Persistent near-IR phosphorescent material shows promise in being made into nanoparticles that bind to cancer cells
Zhengwei Pan and Feng Liu stand in a darkened room lit only by ceramic discs containing a persistent near-IR phosphor. The phosphorescent material was also mixed into the paint that was used to create the University of Georgia logo behind them. Imaging parameters: auto, ISO 200, and 3-4 seconds of exposure time using a night-vision monocular. (Image courtesy of Zhengwei Pan, University of Georgia)

While persistent phosphors (glow-in-the-dark materials) for the visible region are everywhere, persistent IR phosphors have been difficult to develop. Now, researchers at the University of Georgia (Athens, GA) have created a near-IR phosphor that has an afterglow of up to two weeks after a one-minute exposure to sunlight. The material can be made into nanoparticles that bind to cancer cells, as well as the potential for other biomedical applications.

The researchers created a series of chromium-doped zinc gallogermanate phosphors that exhibit strong emission at somewhere between 650 to 1000 nm, with the peak wavelength determined by composition.

"When you bring the material anywhere outside of a building, one minute of exposure to light can create a 360-hour release of near-IR light," says Zhengwei Pan, one of the researchers. "It can be activated by indoor fluorescent lighting as well, and it has many possible applications."
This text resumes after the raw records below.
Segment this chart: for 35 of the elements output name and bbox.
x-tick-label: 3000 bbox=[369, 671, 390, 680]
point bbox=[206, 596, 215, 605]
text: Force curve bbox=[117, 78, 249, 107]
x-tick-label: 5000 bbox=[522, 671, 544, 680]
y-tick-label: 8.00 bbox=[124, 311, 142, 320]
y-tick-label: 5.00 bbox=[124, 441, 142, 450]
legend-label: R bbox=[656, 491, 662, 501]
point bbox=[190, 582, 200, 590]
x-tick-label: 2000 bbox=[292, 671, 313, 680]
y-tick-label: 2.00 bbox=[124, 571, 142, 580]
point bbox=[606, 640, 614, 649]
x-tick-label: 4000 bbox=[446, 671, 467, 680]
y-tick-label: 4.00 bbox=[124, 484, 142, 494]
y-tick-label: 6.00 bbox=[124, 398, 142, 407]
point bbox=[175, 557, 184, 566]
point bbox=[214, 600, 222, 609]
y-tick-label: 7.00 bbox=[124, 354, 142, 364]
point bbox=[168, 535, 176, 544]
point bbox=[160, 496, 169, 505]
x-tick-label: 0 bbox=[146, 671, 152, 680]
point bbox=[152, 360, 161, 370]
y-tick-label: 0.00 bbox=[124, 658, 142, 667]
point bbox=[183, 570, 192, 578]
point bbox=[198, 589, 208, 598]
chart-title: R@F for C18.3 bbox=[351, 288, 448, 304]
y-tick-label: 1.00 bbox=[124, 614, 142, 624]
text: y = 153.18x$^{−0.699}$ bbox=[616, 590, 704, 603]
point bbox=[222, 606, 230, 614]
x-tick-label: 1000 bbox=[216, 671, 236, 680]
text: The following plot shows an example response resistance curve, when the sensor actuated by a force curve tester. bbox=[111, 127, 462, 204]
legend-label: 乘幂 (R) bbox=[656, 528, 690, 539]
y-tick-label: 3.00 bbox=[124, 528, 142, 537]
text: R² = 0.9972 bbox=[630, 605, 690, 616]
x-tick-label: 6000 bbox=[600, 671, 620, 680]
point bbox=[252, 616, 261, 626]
The time period of light emission for the trivalent chromium ion used in the emitter is normally short, typically on the order of a few milliseconds. The innovation in Pan's material is that its chemical structure creates a labyrinth of traps that capture excitation energy and store it for an extended period. As the stored energy is thermally released back to the chromium ions at room temperature, the compound persistently emits near-IR light.
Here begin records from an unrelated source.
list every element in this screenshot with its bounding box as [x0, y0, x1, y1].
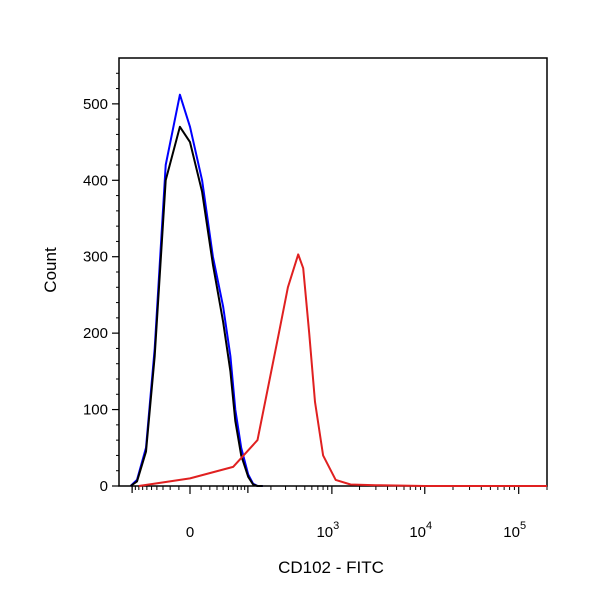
y-tick-label: 200 — [83, 325, 108, 342]
x-axis-minor-ticks — [131, 486, 548, 493]
y-axis-tick-labels: 0 100 200 300 400 500 — [83, 96, 108, 495]
y-tick-label: 500 — [83, 96, 108, 113]
y-axis-minor-ticks — [116, 72, 119, 472]
y-axis-major-ticks — [112, 103, 119, 487]
histogram-series — [129, 93, 547, 487]
x-tick-label: 104 — [409, 520, 432, 541]
series-line-0 — [129, 93, 263, 487]
x-axis-tick-labels: 0 103 104 105 — [186, 520, 526, 541]
y-tick-label: 100 — [83, 402, 108, 419]
x-tick-label: 105 — [503, 520, 526, 541]
x-axis-title: CD102 - FITC — [278, 558, 384, 577]
series-line-1 — [130, 125, 263, 487]
y-tick-label: 400 — [83, 172, 108, 189]
plot-frame — [118, 57, 548, 487]
x-tick-label: 0 — [186, 524, 194, 541]
y-tick-label: 300 — [83, 249, 108, 266]
x-tick-label: 103 — [316, 520, 339, 541]
y-tick-label: 0 — [100, 478, 108, 495]
y-axis-title: Count — [41, 247, 60, 293]
x-axis-major-ticks — [189, 486, 520, 494]
series-line-2 — [138, 253, 547, 487]
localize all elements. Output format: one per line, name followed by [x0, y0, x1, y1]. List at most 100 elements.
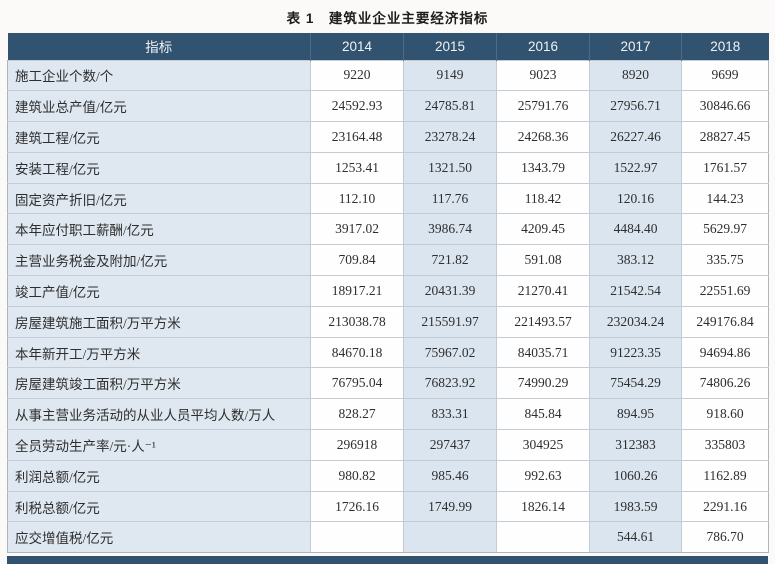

Pan and researchers Feng Liu and Yi-Ying Lu spent three years developing the material. Initial versions emitted light for minutes, but the researchers extended this time to days, and finally to weeks. "Even now, we don't think we've found the best compound," Pan says. "We will continuously tune the parameters so that we may find a much better one."

The researchers placed the material in fresh water, salt water, and even a corrosive bleach solution for three months and found no decrease in performance.